The RAI has also been making online events for its own exhibition titles.
“Not everyone knows but, in addition to being the building owner, we also own a dozen tradefairs. Focused on national and international B2B, B2G and BTC markets. Think of international titles such as Aquatech Amsterdam, the world’s leading water exchange for process, drinking and wastewater that also has spin-offs in Mexico and China.
“It is important to keep these brands alive and in the spotlight. Starting with the content in mind, we have been looking at the specific needs each target group might have. We were also able to integrate several physical components. Catering companies could order a tasting box for the virtual Horecava at the beginning of February. After that, the visitor could participate online in the live tasting in the Horecava studio.”
Learning points that Dalm picks out from the process of staging online events include:
• Organising an online event is more expensive than many clients think
• You need a lot of knowledge and skills on the operational side, as it is really different from organising a live event
• You have to be much clearer in briefings in the preliminary phase to ensure everything meets the desired requirements. At a physical event you are able to have everything more under control, but from a distance it is much more difficult to manage speakers and guests
• Registration rates are dropping as people tire of digital, so you have to trigger them in the right way.

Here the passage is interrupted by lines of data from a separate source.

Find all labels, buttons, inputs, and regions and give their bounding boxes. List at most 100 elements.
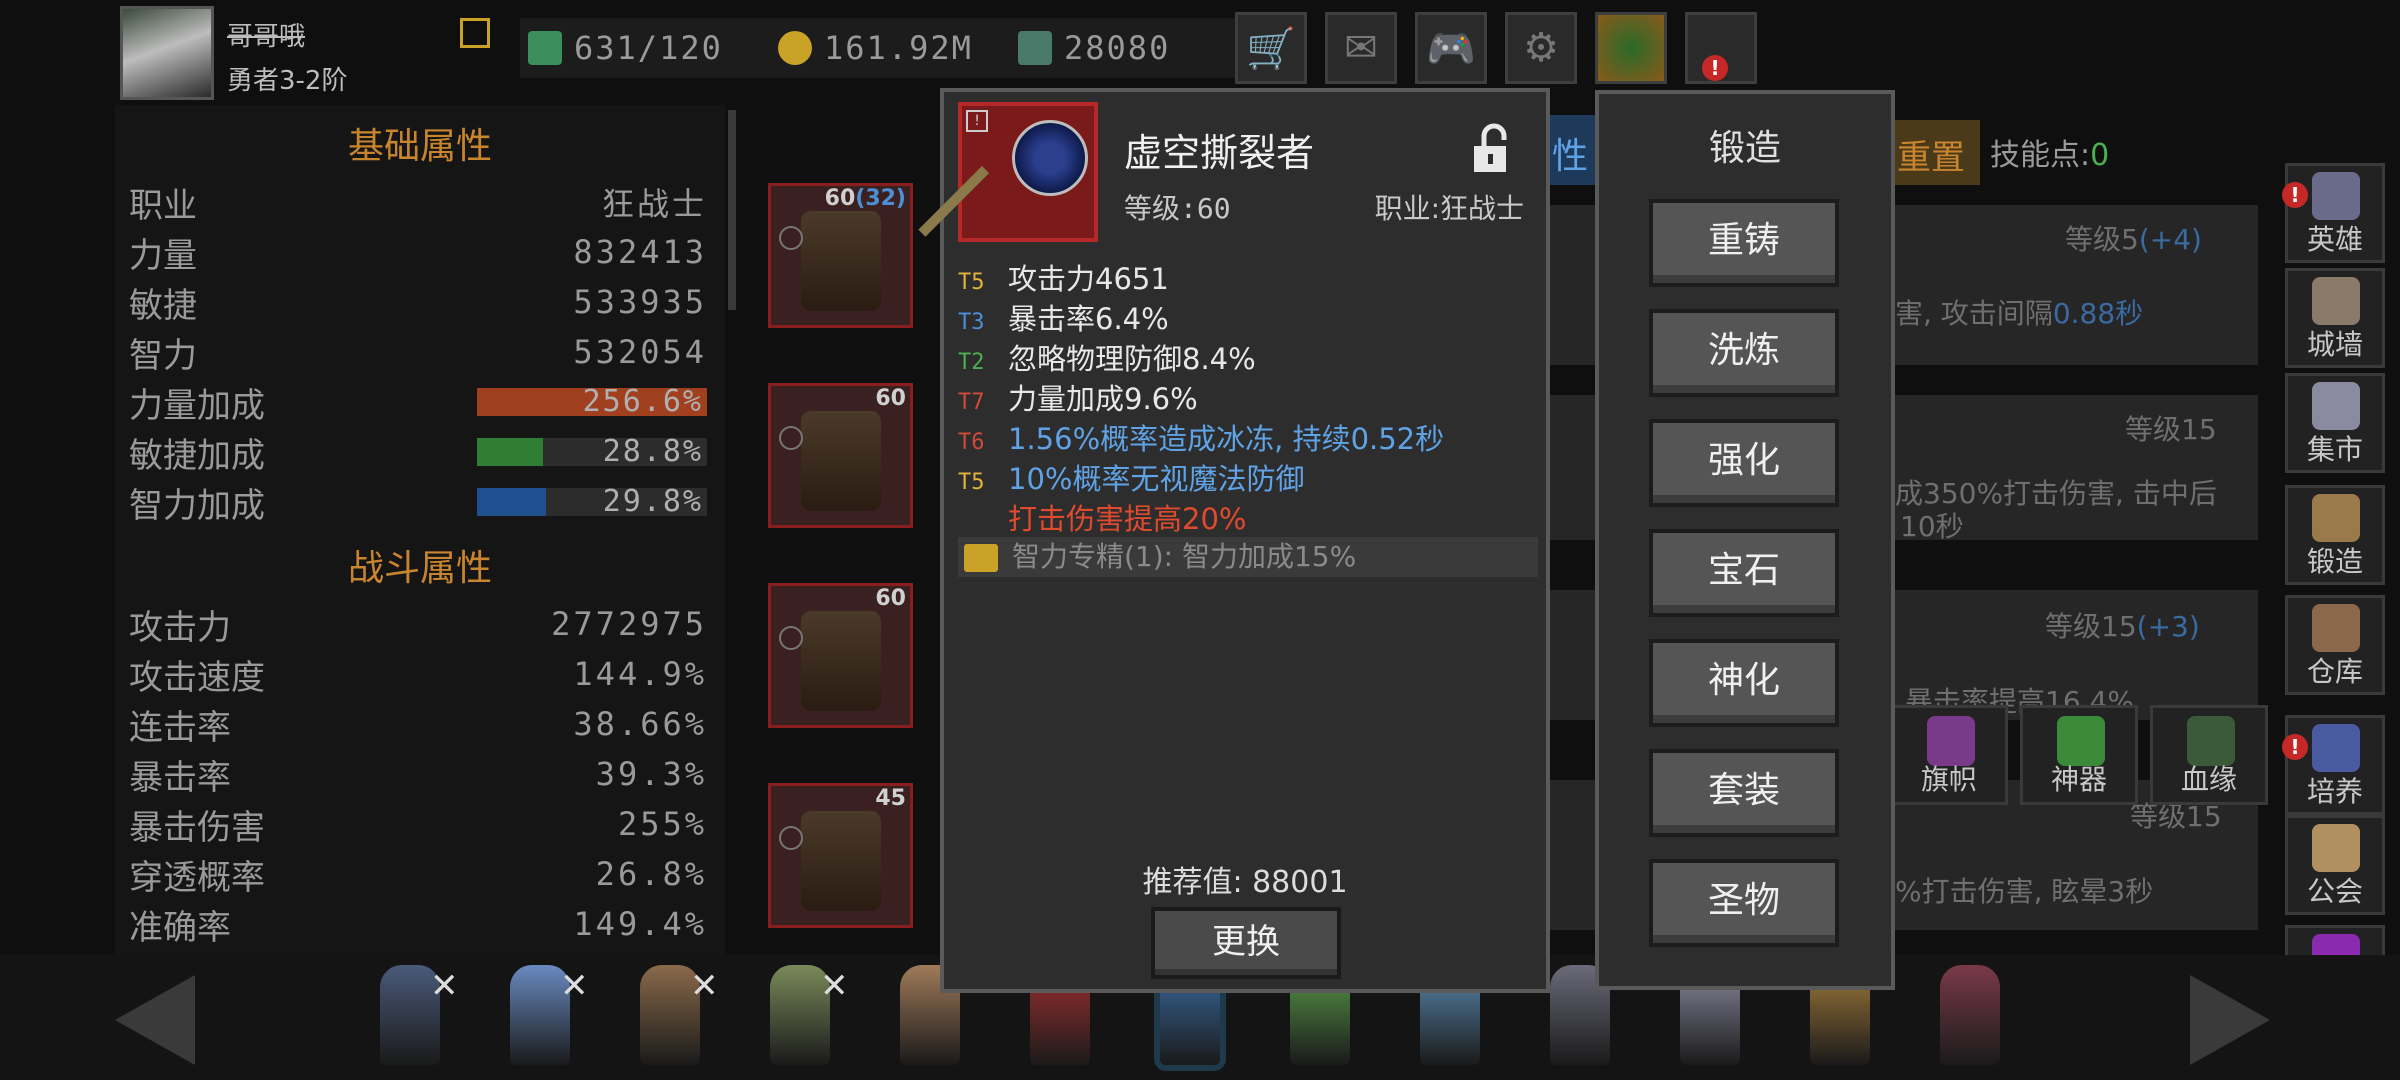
stat-label: 力量 <box>129 235 197 276</box>
sidebar-item-label: 锻造 <box>2306 545 2363 578</box>
affix-text: 力量加成9.6% <box>1008 382 1198 416</box>
lightning-icon <box>528 31 562 65</box>
slot-level: 60 <box>875 386 906 411</box>
forge-action-button[interactable]: 套装 <box>1649 749 1839 837</box>
stat-value: 狂战士 <box>601 185 707 223</box>
stat-value: 39.3% <box>595 755 707 793</box>
bonus-bar: 256.6% <box>477 384 707 419</box>
banner-button[interactable]: 旗帜 <box>1890 705 2008 805</box>
gem-socket-icon <box>779 626 803 650</box>
equipment-slot[interactable]: 60(32) <box>768 183 913 328</box>
sidebar-item-6[interactable]: 公会 <box>2285 815 2385 915</box>
stat-label: 敏捷加成 <box>129 435 265 476</box>
affix-tier: T6 <box>958 430 985 455</box>
mail-icon[interactable]: ✉ <box>1325 12 1397 84</box>
equipment-figure <box>801 211 881 311</box>
forge-action-button[interactable]: 宝石 <box>1649 529 1839 617</box>
wizard-icon <box>2312 724 2360 772</box>
skill-text: 等级5(+4) <box>2065 223 2202 256</box>
artifact-button[interactable]: 神器 <box>2020 705 2138 805</box>
attribute-scrollbar[interactable] <box>728 110 736 310</box>
stat-label: 准确率 <box>129 907 231 948</box>
forge-action-button[interactable]: 圣物 <box>1649 859 1839 947</box>
forge-action-button[interactable]: 强化 <box>1649 419 1839 507</box>
forge-action-button[interactable]: 神化 <box>1649 639 1839 727</box>
aperture-icon[interactable] <box>1595 12 1667 84</box>
stat-value: 255% <box>617 805 707 843</box>
sidebar-item-3[interactable]: 锻造 <box>2285 485 2385 585</box>
reset-button[interactable]: 重置 <box>1895 120 1980 185</box>
equipment-slot[interactable]: 60 <box>768 583 913 728</box>
sidebar-item-2[interactable]: 集市 <box>2285 373 2385 473</box>
slot-level: 60 <box>875 586 906 611</box>
player-avatar[interactable] <box>120 6 214 100</box>
gamepad-icon[interactable]: 🎮 <box>1415 12 1487 84</box>
combat-stat-row: 暴击率 39.3% <box>115 749 725 799</box>
player-name: 哥哥哦 <box>227 22 306 52</box>
bloodline-button[interactable]: 血缘 <box>2150 705 2268 805</box>
unlock-icon[interactable] <box>1472 122 1512 174</box>
stat-value: 38.66% <box>573 705 707 743</box>
gear-icon[interactable]: ⚙ <box>1505 12 1577 84</box>
equipment-figure <box>801 811 881 911</box>
sidebar-item-0[interactable]: ! 英雄 <box>2282 163 2385 263</box>
bonus-bar: 29.8% <box>477 484 707 519</box>
equipment-slot[interactable]: 60 <box>768 383 913 528</box>
bonus-stat-row: 敏捷加成 28.8% <box>115 427 725 477</box>
sidebar-item-5[interactable]: ! 培养 <box>2282 715 2385 815</box>
affix-text: 1.56%概率造成冰冻, 持续0.52秒 <box>1008 422 1445 456</box>
stat-label: 智力 <box>129 335 197 376</box>
affix-tier: T5 <box>958 470 985 495</box>
next-arrow-icon[interactable] <box>2190 975 2270 1065</box>
stat-value: 29.8% <box>602 484 703 519</box>
basic-stat-row: 敏捷 533935 <box>115 277 725 327</box>
stat-value: 28.8% <box>602 434 703 469</box>
sidebar-item-1[interactable]: 城墙 <box>2285 268 2385 368</box>
affix-text: 10%概率无视魔法防御 <box>1008 462 1305 496</box>
slot-level: 60(32) <box>824 186 906 211</box>
tab-attributes[interactable]: 性 <box>1548 115 1598 185</box>
basic-attributes-title: 基础属性 <box>347 126 492 167</box>
axe-icon <box>1012 120 1088 196</box>
fireworks-icon[interactable]: ! <box>1685 12 1757 84</box>
book-icon <box>964 544 998 572</box>
player-rank: 勇者3-2阶 <box>227 66 348 96</box>
bonus-stat-row: 力量加成 256.6% <box>115 377 725 427</box>
item-affix: T5 攻击力4651 <box>958 259 1169 299</box>
sidebar-item-4[interactable]: 仓库 <box>2285 595 2385 695</box>
hero-portrait[interactable] <box>1940 965 2000 1065</box>
forge-panel: 锻造 重铸 洗炼 强化 宝石 神化 套装 圣物 <box>1595 90 1895 990</box>
swap-button[interactable]: 更换 <box>1151 907 1341 979</box>
bonus-bar: 28.8% <box>477 434 707 469</box>
gem-socket-icon <box>779 226 803 250</box>
stat-label: 攻击力 <box>129 607 231 648</box>
alert-badge: ! <box>1702 55 1728 81</box>
defeated-x-icon: ✕ <box>820 966 849 1006</box>
anvil-icon <box>2312 494 2360 542</box>
prev-arrow-icon[interactable] <box>115 975 195 1065</box>
equipment-slot[interactable]: 45 <box>768 783 913 928</box>
equipment-figure <box>801 611 881 711</box>
sidebar-item-label: 公会 <box>2306 875 2363 908</box>
affix-text: 攻击力4651 <box>1008 262 1169 296</box>
stat-label: 职业 <box>129 185 197 226</box>
bonus-bar-fill <box>477 438 544 466</box>
edit-icon[interactable] <box>460 18 490 48</box>
button-label: 旗帜 <box>1920 763 1977 796</box>
cart-icon[interactable]: 🛒 <box>1235 12 1307 84</box>
item-affix: T5 10%概率无视魔法防御 <box>958 459 1304 499</box>
combat-attributes-title: 战斗属性 <box>347 548 492 589</box>
stat-label: 智力加成 <box>129 485 265 526</box>
defeated-x-icon: ✕ <box>560 966 589 1006</box>
alert-badge: ! <box>2282 734 2308 760</box>
affix-tier: T3 <box>958 310 985 335</box>
skill-text: 10秒 <box>1900 510 1964 543</box>
bonus-bar-fill <box>477 488 546 516</box>
info-icon: ! <box>966 110 988 132</box>
item-affix: T6 1.56%概率造成冰冻, 持续0.52秒 <box>958 419 1444 459</box>
forge-action-button[interactable]: 重铸 <box>1649 199 1839 287</box>
item-affix: T3 暴击率6.4% <box>958 299 1169 339</box>
market-icon <box>2312 382 2360 430</box>
forge-action-button[interactable]: 洗炼 <box>1649 309 1839 397</box>
item-affix: T2 忽略物理防御8.4% <box>958 339 1256 379</box>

• Respond in your programme to the latest developments and events.
• Think carefully how to get the highest possible ROI from an online event, so make sure you determine which interactions are needed and how they can be used optimally.
And just how do you ensure a high ROI?
“For an online event we always start from content,” says Dalm. “Then comes the question ‘which target groups do we serve?’, and then we look at ‘who are you?’ You would like to know the questions a visitor brings when joining the online event. And to ensure those needs are met, matchmaking is the key. It is about creating a profile as detailed possible of each visitor. There are still some barriers to obtaining this kind of information, but that is where the solution lies for the future.

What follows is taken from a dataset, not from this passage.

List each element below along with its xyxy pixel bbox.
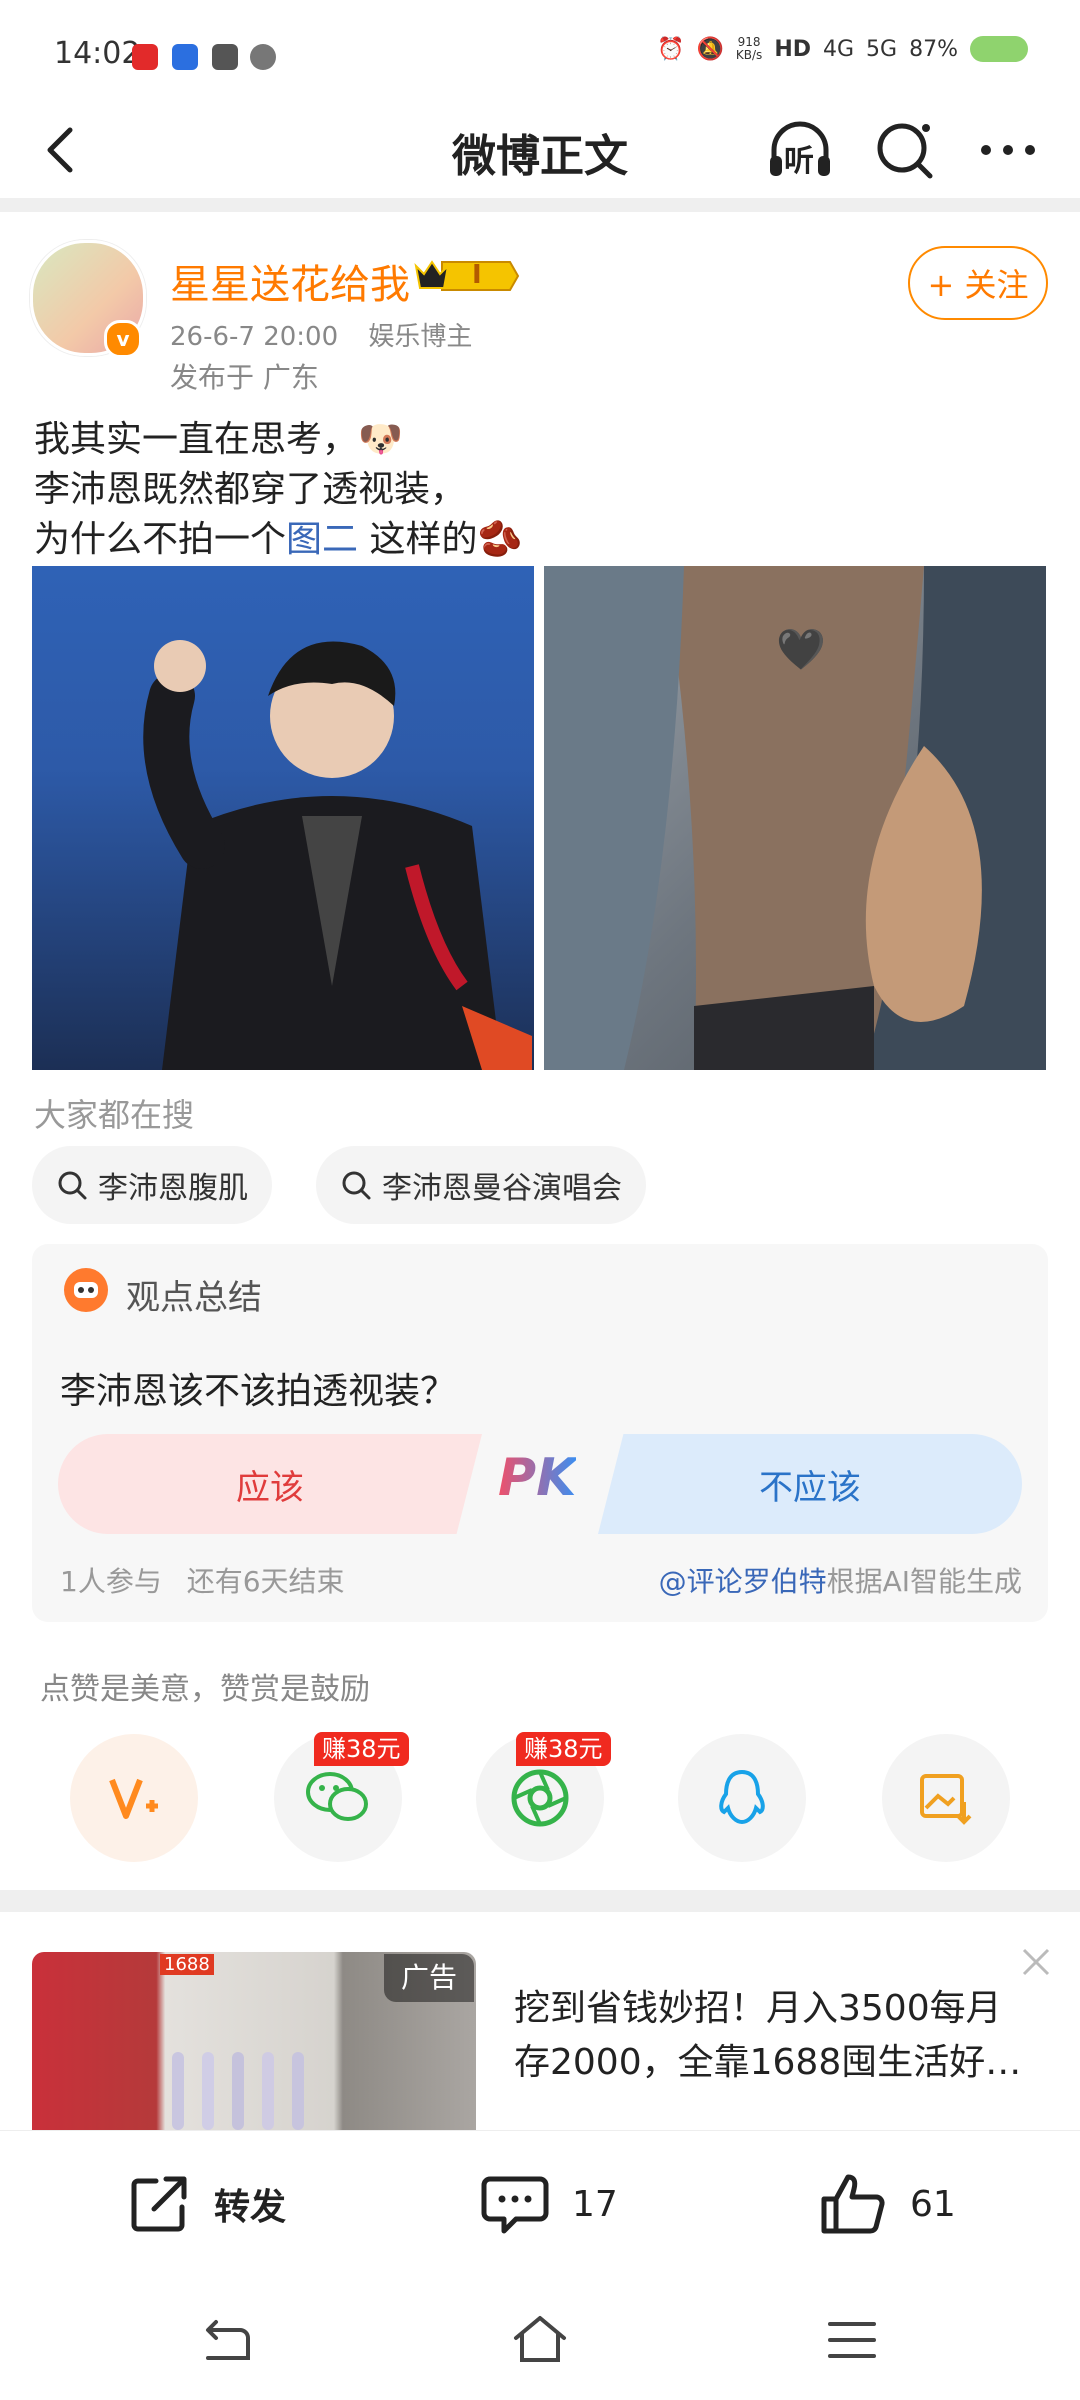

“We are now an event organiser, but we are becoming a data company with large live events. A data-driven organisation that will support physical events. Don’t get me wrong, live events remain invaluable.”
Dalm sees a future movement towards blended events. “For our tradefairs, it tends to be the CEO or manager who comes. Through the input of digital components we can also create interaction with the people who really work with the products shown at the fair. The CEO is physically there for the networking and the deals, but some of the employees can follow the online programme to ask questions or attend information sessions. The result is a much higher ROI for exhibitors. And content can be distributed via different channels afterwards.
“We also see that local markets especially can make very good use of digital events. When a subject or problem is very topical in a certain region, it is cheaper to organise a digital event around it than a physical variant.”
Dalm answers the question of how the RAI’s calendar is shaping up, by saying that, despite being closed since March last year, the company expects to be able to organise full national and international events from October. “We can also see that in the calendar, because it is completely filled. That is not surprising, because we have been trying to cram 18 months into four this autumn. That is not really possible, so we will see shifts through to mid-2022.
“So, for the short term, we are mainly expecting European visitors. It is difficult to gauge how great the demand is from the Americas and Asia and that is why the blended component is so important, because they are definitely interested in these events over there. There may be fewer physical visitors, but there could be three times as many digital visitors.”